Microsoft’s cloud platform, Azure, has grown 59 percent in its last reported quarter. Microsoft also predicts that Teams will amass an even larger following than Windows, with Windows currently running on more than a billion devices. Another indicator of the growth of the Microsoft cloud is Azure’s commercial revenue shooting up nearly 40 percent and Microsoft 365 jumping 13 percent.
That’s a lot of data migrating to the cloud and a lot of data to protect. McAfee analyzed the usage of over 20,000 cloud services and found that almost 60 percent of sensitive data in the cloud is stored in Microsoft 365 documents.1 And as Microsoft continues to integrate its applications with the cloud, usage will only grow.
Of course, Microsoft protects its products with high-grade security, but that’s designed to combat external infiltrations only. The platform’s native security doesn’t protect against internal threats such as careless or malevolent acts at the hands of employees. For instance, entry-level Microsoft 365 subscriptions get a free terabyte of OneDrive storage for each user. So, every user has plenty of space to move data into, in addition to creating groups, adding users, sharing files, etc. However, internal security becomes an issue.
Think about it. With just one click, an employee can share entire folders of data, inside or outside the organization, intentionally or accidentally. Firewalls and Microsoft security won’t prevent that. The average organization falls victim to nearly three threats a month within Microsoft 365 such as users downloading data and sharing it with a competitor, administrators doling out permissions beyond a user’s duty and unauthorized persons using stolen credentials to log in to accounts.

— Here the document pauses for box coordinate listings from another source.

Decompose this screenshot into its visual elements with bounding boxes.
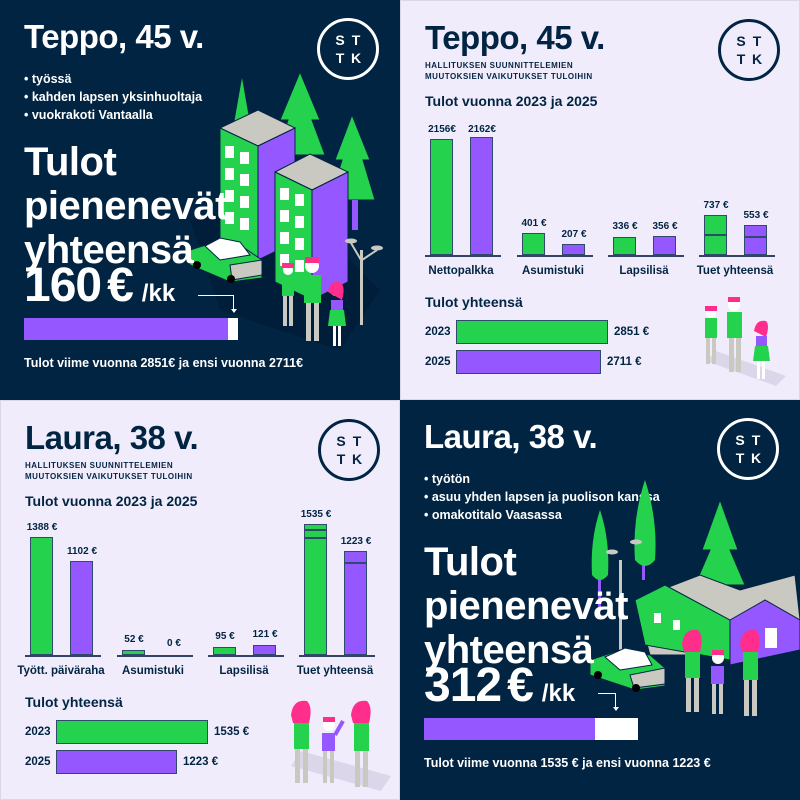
bar-2025	[70, 561, 93, 655]
pointer-arrow	[598, 693, 616, 707]
bar-2025	[253, 645, 276, 655]
total-bar-2023	[456, 320, 608, 344]
section-title-totals: Tulot yhteensä	[25, 694, 123, 710]
category-label: Tuet yhteensä	[296, 665, 374, 677]
bullet-item: vuokrakoti Vantaalla	[24, 106, 202, 124]
section-title-bars: Tulot vuonna 2023 ja 2025	[25, 493, 198, 509]
bar-2023-stacked	[704, 215, 727, 255]
category-label: Nettopalkka	[428, 265, 494, 277]
house-illustration	[590, 480, 800, 716]
monthly-decrease-amount: 312 € /kk	[424, 659, 576, 712]
bullet-item: asuu yhden lapsen ja puolison kanssa	[424, 488, 660, 506]
income-progress-fill	[24, 318, 228, 340]
total-bar-2025	[56, 750, 177, 774]
bar-2025-stacked	[744, 225, 767, 255]
total-row-2025: 2025 1223 €	[25, 749, 218, 775]
bar-2023	[613, 237, 636, 255]
category-label: Lapsilisä	[619, 265, 669, 277]
panel-subtitle: HALLITUKSEN SUUNNITTELEMIEN MUUTOKSIEN V…	[25, 461, 193, 481]
profile-bullets: työssä kahden lapsen yksinhuoltaja vuokr…	[24, 70, 202, 124]
teppo-summary-panel: Teppo, 45 v. ST TK työssä kahden lapsen …	[0, 0, 400, 400]
income-footnote: Tulot viime vuonna 2851€ ja ensi vuonna …	[24, 356, 304, 370]
bar-group-lapsilisa: 95 € 121 € Lapsilisä	[208, 521, 284, 677]
bullet-item: kahden lapsen yksinhuoltaja	[24, 88, 202, 106]
bullet-item: työssä	[24, 70, 202, 88]
pointer-arrow	[198, 295, 234, 309]
family-figures	[282, 257, 346, 346]
headline: Tulot pienenevät yhteensä	[24, 140, 228, 272]
total-bar-2023	[56, 720, 208, 744]
bar-group-asumistuki: 52 € 0 € Asumistuki	[117, 521, 193, 677]
bar-2025	[562, 244, 585, 255]
section-title-totals: Tulot yhteensä	[425, 294, 523, 310]
monthly-decrease-amount: 160 € /kk	[24, 259, 176, 312]
panel-title: Laura, 38 v.	[424, 418, 598, 455]
income-progress-bar	[24, 318, 238, 340]
family-illustration	[291, 700, 391, 791]
bar-2023	[122, 650, 145, 655]
total-row-2025: 2025 2711 €	[425, 349, 642, 375]
category-label: Tyött. päiväraha	[17, 665, 105, 677]
section-title-bars: Tulot vuonna 2023 ja 2025	[425, 93, 598, 109]
bar-2023	[213, 647, 236, 655]
bar-2025-stacked	[344, 551, 367, 655]
total-row-2023: 2023 2851 €	[425, 319, 649, 345]
headline: Tulot pienenevät yhteensä	[424, 540, 628, 672]
bar-2023	[30, 537, 53, 655]
arrow-head-icon	[613, 707, 619, 711]
bullet-item: työtön	[424, 470, 660, 488]
income-bar-chart: 1388 € 1102 € Tyött. päiväraha 52 € 0 € …	[17, 509, 380, 677]
bar-2023	[522, 233, 545, 255]
laura-summary-panel: Laura, 38 v. ST TK työtön asuu yhden lap…	[400, 400, 800, 800]
bar-2025	[470, 137, 493, 255]
bar-2023-stacked	[304, 524, 327, 655]
bar-group-lapsilisa: 336 € 356 € Lapsilisä	[608, 121, 684, 277]
bar-2025	[653, 236, 676, 255]
profile-bullets: työtön asuu yhden lapsen ja puolison kan…	[424, 470, 660, 524]
bar-group-tyott-paivaraha: 1388 € 1102 € Tyött. päiväraha	[17, 522, 105, 677]
bar-2023	[430, 139, 453, 255]
category-label: Lapsilisä	[219, 665, 269, 677]
category-label: Asumistuki	[522, 265, 584, 277]
bar-group-tuet-yhteensa: 737 € 553 € Tuet yhteensä	[696, 200, 775, 277]
family-illustration	[705, 297, 786, 386]
bar-group-nettopalkka: 2156€ 2162€ Nettopalkka	[425, 121, 501, 277]
panel-title: Teppo, 45 v.	[425, 19, 605, 56]
total-bar-2025	[456, 350, 601, 374]
income-progress-fill	[424, 718, 595, 740]
apartment-illustration	[189, 70, 383, 350]
income-footnote: Tulot viime vuonna 1535 € ja ensi vuonna…	[424, 756, 711, 770]
total-row-2023: 2023 1535 €	[25, 719, 249, 745]
category-label: Tuet yhteensä	[696, 265, 774, 277]
income-bar-chart: 2156€ 2162€ Nettopalkka 401 € 207 € Asum…	[425, 121, 780, 277]
panel-subtitle: HALLITUKSEN SUUNNITTELEMIEN MUUTOKSIEN V…	[425, 61, 593, 81]
category-label: Asumistuki	[122, 665, 184, 677]
bar-group-tuet-yhteensa: 1535 € 1223 € Tuet yhteensä	[296, 509, 375, 677]
arrow-head-icon	[231, 309, 237, 313]
bullet-item: omakotitalo Vaasassa	[424, 506, 660, 524]
panel-title: Laura, 38 v.	[25, 419, 199, 456]
income-progress-bar	[424, 718, 638, 740]
panel-title: Teppo, 45 v.	[24, 18, 204, 55]
bar-group-asumistuki: 401 € 207 € Asumistuki	[517, 121, 593, 277]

The responsibility of internal cloud security falls to the client, their end users and the MSP. For their part in providing data security, MSPs must gain a complete picture of a client’s Microsoft cloud landscape, including what’s stored in Azure AD as well as usage details about Microsoft 365 cloud services – SharePoint, OneDrive and Teams. They must know the vulnerabilities, what kind of data is stored and shared, how the environment is configured, how and when things change – and document it all.
And this is where Microsoft cloud assessments comes in.
Assessments explicitly designed for the Microsoft 365 environment work to gather critical security and user information and provide documentation for audits and rollbacks. MSPs can create new services around ongoing analysis, maintenance and reporting.
As organizations continue to do more business via the cloud, they will require additional security to identify vulnerabilities. And MSPs can be there to help.